Additionally, authorities alleged that GM did not adequately inform consumers about how their information would be utilized. The complaint indicated that GM’s privacy policies suggested that driver data would solely be used to provide requested OnStar services and even asserted that the company did not sell driving or location information. Investigators contended that GM’s practices contradicted these statements.

San Francisco District Attorney Brooke Jenkins characterized modern vehicles as “rolling data collection machines,” asserting that consumers deserve transparency regarding the information collected and how it is shared. Los Angeles County District Attorney Nathan J. Hochman reiterated that companies managing consumer data would be held accountable under California privacy laws, irrespective of their size.
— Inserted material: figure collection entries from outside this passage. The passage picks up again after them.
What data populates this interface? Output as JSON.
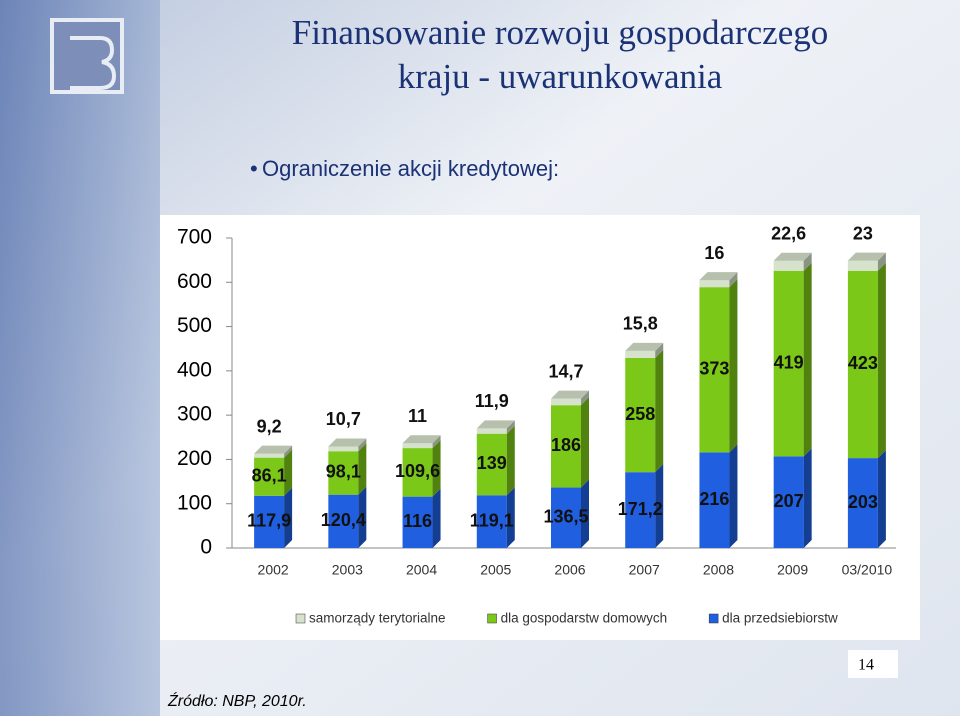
{
  "slide": {
    "title": [
      "Finansowanie rozwoju gospodarczego",
      "kraju - uwarunkowania"
    ],
    "bullet": "Ograniczenie akcji kredytowej:",
    "page_number": "14",
    "source": "Źródło: NBP, 2010r."
  },
  "chart_data": {
    "type": "stacked-bar-3d",
    "categories": [
      "2002",
      "2003",
      "2004",
      "2005",
      "2006",
      "2007",
      "2008",
      "2009",
      "03/2010"
    ],
    "series": [
      {
        "name": "dla przedsiebiorstw",
        "color": "#1f5fe0",
        "values": [
          117.9,
          120.4,
          116,
          119.1,
          136.5,
          171.2,
          216,
          207,
          203
        ],
        "value_labels": [
          "117,9",
          "120,4",
          "116",
          "119,1",
          "136,5",
          "171,2",
          "216",
          "207",
          "203"
        ]
      },
      {
        "name": "dla gospodarstw domowych",
        "color": "#7cc818",
        "values": [
          86.1,
          98.1,
          109.6,
          139,
          186,
          258,
          373,
          419,
          423
        ],
        "value_labels": [
          "86,1",
          "98,1",
          "109,6",
          "139",
          "186",
          "258",
          "373",
          "419",
          "423"
        ]
      },
      {
        "name": "samorządy terytorialne",
        "color": "#d6e2cc",
        "values": [
          9.2,
          10.7,
          11,
          11.9,
          14.7,
          15.8,
          16,
          22.6,
          23
        ],
        "value_labels": [
          "9,2",
          "10,7",
          "11",
          "11,9",
          "14,7",
          "15,8",
          "16",
          "22,6",
          "23"
        ]
      }
    ],
    "legend_order": [
      2,
      1,
      0
    ],
    "ylim": [
      0,
      700
    ],
    "yticks": [
      0,
      100,
      200,
      300,
      400,
      500,
      600,
      700
    ]
  }
}
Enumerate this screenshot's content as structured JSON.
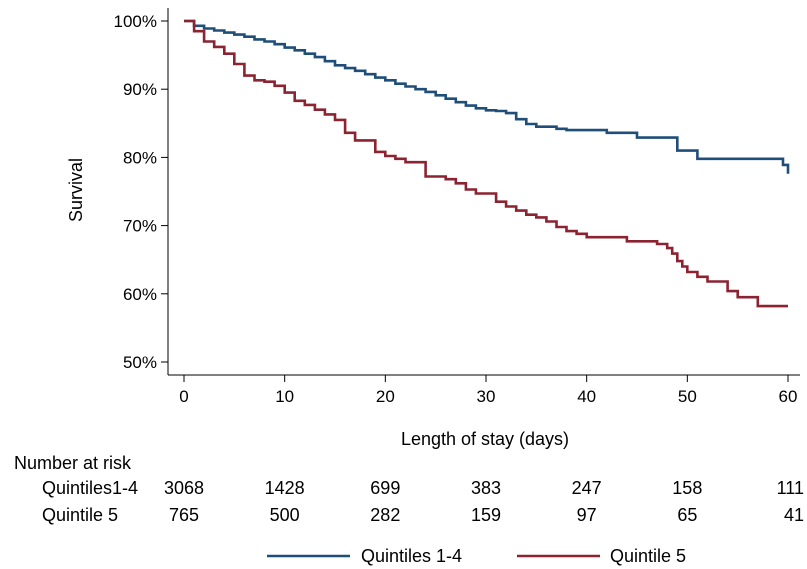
{
  "chart_data": {
    "type": "line",
    "xlabel": "Length of stay (days)",
    "ylabel": "Survival",
    "xlim": [
      0,
      60
    ],
    "ylim": [
      0.5,
      1.0
    ],
    "x_ticks": [
      0,
      10,
      20,
      30,
      40,
      50,
      60
    ],
    "x_tick_labels": [
      "0",
      "10",
      "20",
      "30",
      "40",
      "50",
      "60"
    ],
    "y_ticks": [
      0.5,
      0.6,
      0.7,
      0.8,
      0.9,
      1.0
    ],
    "y_tick_labels": [
      "50%",
      "60%",
      "70%",
      "80%",
      "90%",
      "100%"
    ],
    "grid": false,
    "legend_position": "bottom",
    "series": [
      {
        "name": "Quintiles 1-4",
        "color": "#1f4e79",
        "step": true,
        "points": [
          [
            0,
            1.0
          ],
          [
            1,
            0.993
          ],
          [
            2,
            0.989
          ],
          [
            3,
            0.986
          ],
          [
            4,
            0.983
          ],
          [
            5,
            0.98
          ],
          [
            6,
            0.977
          ],
          [
            7,
            0.973
          ],
          [
            8,
            0.97
          ],
          [
            9,
            0.966
          ],
          [
            10,
            0.961
          ],
          [
            11,
            0.957
          ],
          [
            12,
            0.952
          ],
          [
            13,
            0.947
          ],
          [
            14,
            0.941
          ],
          [
            15,
            0.935
          ],
          [
            16,
            0.931
          ],
          [
            17,
            0.927
          ],
          [
            18,
            0.922
          ],
          [
            19,
            0.917
          ],
          [
            20,
            0.913
          ],
          [
            21,
            0.908
          ],
          [
            22,
            0.904
          ],
          [
            23,
            0.9
          ],
          [
            24,
            0.896
          ],
          [
            25,
            0.891
          ],
          [
            26,
            0.886
          ],
          [
            27,
            0.881
          ],
          [
            28,
            0.876
          ],
          [
            29,
            0.872
          ],
          [
            30,
            0.869
          ],
          [
            31,
            0.868
          ],
          [
            32,
            0.865
          ],
          [
            33,
            0.856
          ],
          [
            34,
            0.849
          ],
          [
            35,
            0.845
          ],
          [
            37,
            0.842
          ],
          [
            38,
            0.84
          ],
          [
            42,
            0.836
          ],
          [
            45,
            0.829
          ],
          [
            49,
            0.81
          ],
          [
            51,
            0.798
          ],
          [
            59.5,
            0.789
          ],
          [
            60,
            0.776
          ]
        ]
      },
      {
        "name": "Quintile 5",
        "color": "#8b2331",
        "step": true,
        "points": [
          [
            0,
            1.0
          ],
          [
            1,
            0.985
          ],
          [
            2,
            0.97
          ],
          [
            3,
            0.962
          ],
          [
            4,
            0.952
          ],
          [
            5,
            0.937
          ],
          [
            6,
            0.92
          ],
          [
            7,
            0.913
          ],
          [
            8,
            0.911
          ],
          [
            9,
            0.905
          ],
          [
            10,
            0.895
          ],
          [
            11,
            0.883
          ],
          [
            12,
            0.877
          ],
          [
            13,
            0.87
          ],
          [
            14,
            0.863
          ],
          [
            15,
            0.855
          ],
          [
            16,
            0.836
          ],
          [
            17,
            0.825
          ],
          [
            19,
            0.808
          ],
          [
            20,
            0.802
          ],
          [
            21,
            0.798
          ],
          [
            22,
            0.793
          ],
          [
            24,
            0.772
          ],
          [
            26,
            0.768
          ],
          [
            27,
            0.762
          ],
          [
            28,
            0.753
          ],
          [
            29,
            0.747
          ],
          [
            31,
            0.735
          ],
          [
            32,
            0.728
          ],
          [
            33,
            0.722
          ],
          [
            34,
            0.716
          ],
          [
            35,
            0.712
          ],
          [
            36,
            0.706
          ],
          [
            37,
            0.698
          ],
          [
            38,
            0.692
          ],
          [
            39,
            0.688
          ],
          [
            40,
            0.683
          ],
          [
            44,
            0.677
          ],
          [
            47,
            0.673
          ],
          [
            48,
            0.667
          ],
          [
            48.5,
            0.659
          ],
          [
            49,
            0.648
          ],
          [
            49.5,
            0.64
          ],
          [
            50,
            0.632
          ],
          [
            51,
            0.625
          ],
          [
            52,
            0.618
          ],
          [
            54,
            0.604
          ],
          [
            55,
            0.595
          ],
          [
            57,
            0.582
          ]
        ]
      }
    ]
  },
  "risk_table": {
    "title": "Number at risk",
    "rows": [
      {
        "label": "Quintiles1-4",
        "values": [
          "3068",
          "1428",
          "699",
          "383",
          "247",
          "158",
          "111"
        ]
      },
      {
        "label": "Quintile 5",
        "values": [
          "765",
          "500",
          "282",
          "159",
          "97",
          "65",
          "41"
        ]
      }
    ]
  },
  "legend": {
    "items": [
      {
        "label": "Quintiles 1-4",
        "color": "#1f4e79"
      },
      {
        "label": "Quintile 5",
        "color": "#8b2331"
      }
    ]
  }
}
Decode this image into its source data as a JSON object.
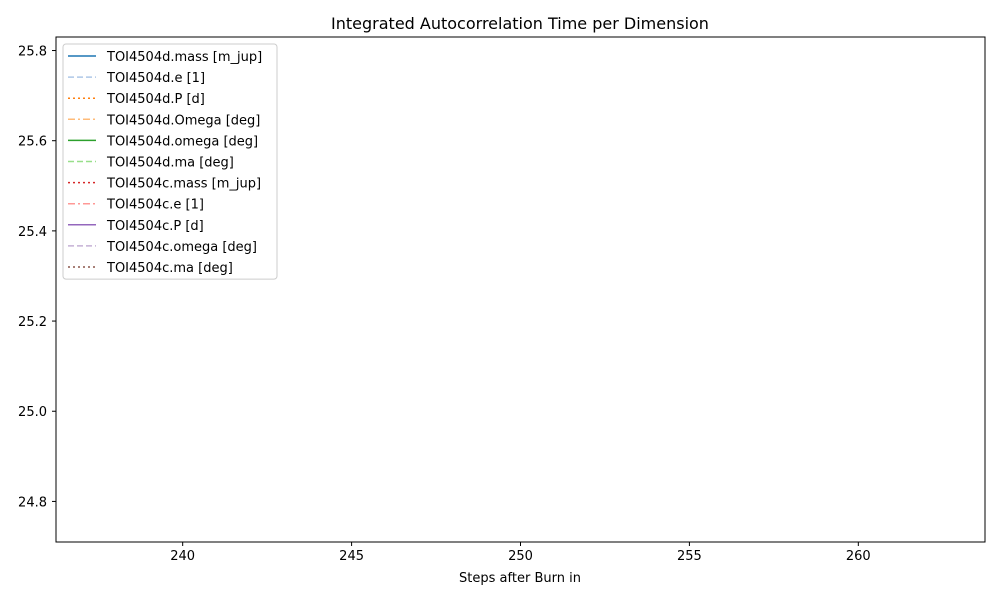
{
  "chart_data": {
    "type": "line",
    "title": "Integrated Autocorrelation Time per Dimension",
    "xlabel": "Steps after Burn in",
    "ylabel": "",
    "xlim": [
      236.25,
      263.75
    ],
    "ylim": [
      24.71,
      25.83
    ],
    "xticks": [
      {
        "value": 240,
        "label": "240"
      },
      {
        "value": 245,
        "label": "245"
      },
      {
        "value": 250,
        "label": "250"
      },
      {
        "value": 255,
        "label": "255"
      },
      {
        "value": 260,
        "label": "260"
      }
    ],
    "yticks": [
      {
        "value": 24.8,
        "label": "24.8"
      },
      {
        "value": 25.0,
        "label": "25.0"
      },
      {
        "value": 25.2,
        "label": "25.2"
      },
      {
        "value": 25.4,
        "label": "25.4"
      },
      {
        "value": 25.6,
        "label": "25.6"
      },
      {
        "value": 25.8,
        "label": "25.8"
      }
    ],
    "grid": false,
    "legend_position": "top-left",
    "series": [
      {
        "name": "TOI4504d.mass [m_jup]",
        "color": "#1f77b4",
        "linestyle": "solid",
        "x": [],
        "y": []
      },
      {
        "name": "TOI4504d.e [1]",
        "color": "#aec7e8",
        "linestyle": "dashed",
        "x": [],
        "y": []
      },
      {
        "name": "TOI4504d.P [d]",
        "color": "#ff7f0e",
        "linestyle": "dotted",
        "x": [],
        "y": []
      },
      {
        "name": "TOI4504d.Omega [deg]",
        "color": "#ffbb78",
        "linestyle": "dashdot",
        "x": [],
        "y": []
      },
      {
        "name": "TOI4504d.omega [deg]",
        "color": "#2ca02c",
        "linestyle": "solid",
        "x": [],
        "y": []
      },
      {
        "name": "TOI4504d.ma [deg]",
        "color": "#98df8a",
        "linestyle": "dashed",
        "x": [],
        "y": []
      },
      {
        "name": "TOI4504c.mass [m_jup]",
        "color": "#d62728",
        "linestyle": "dotted",
        "x": [],
        "y": []
      },
      {
        "name": "TOI4504c.e [1]",
        "color": "#ff9896",
        "linestyle": "dashdot",
        "x": [],
        "y": []
      },
      {
        "name": "TOI4504c.P [d]",
        "color": "#9467bd",
        "linestyle": "solid",
        "x": [],
        "y": []
      },
      {
        "name": "TOI4504c.omega [deg]",
        "color": "#c5b0d5",
        "linestyle": "dashed",
        "x": [],
        "y": []
      },
      {
        "name": "TOI4504c.ma [deg]",
        "color": "#8c564b",
        "linestyle": "dotted",
        "x": [],
        "y": []
      }
    ]
  }
}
Growing Scrutiny of Connected Vehicle Privacy

This settlement occurs amid increasing regulatory scrutiny surrounding connected vehicle privacy and automotive data collection practices. In 2023, CalPrivacy initiated investigations into how connected car manufacturers handle consumer information. Public attention intensified in 2024 following a report by The New York Times, which revealed that automakers were sharing driving behavior data with insurance companies. The report indicated that some consumers outside California had experienced increased insurance premiums linked to such data-sharing practices.

California investigators later concluded that drivers in the state were likely not directly affected by insurance rate increases, as state insurance laws prohibit insurers from using driving behavior data to set premiums. However, regulators maintained that the collection, retention, and sale of the data itself contravened California privacy requirements.

Terms of the Settlement with General Motors

As part of the settlement, GM is required to implement several privacy-related measures over the coming years. The company must:

  • Pay $12.75 million in civil penalties.
  • Cease selling driving data to consumer reporting agencies for five years.
  • Delete retained driving data within 180 days unless consumers provide explicit consent for limited uses.
  • Request the deletion of driver data already shared with LexisNexis and Verisk.
  • Establish and maintain a comprehensive privacy compliance program.
  • Submit privacy assessments and compliance reports to California regulators and prosecutors.

This settlement reinforces California’s broader initiative to enhance consumer control over personal information under the CCPA. CalPrivacy Executive Director Tom Kemp stated that California privacy laws necessitate that businesses collect only the information they genuinely require and maintain transparency regarding data handling practices.

In conjunction with the settlement announcement, regulators also highlighted the state’s Delete Request and Opt-out Platform (DROP), which enables Californians to submit requests for the deletion of personal information held by numerous registered data brokers.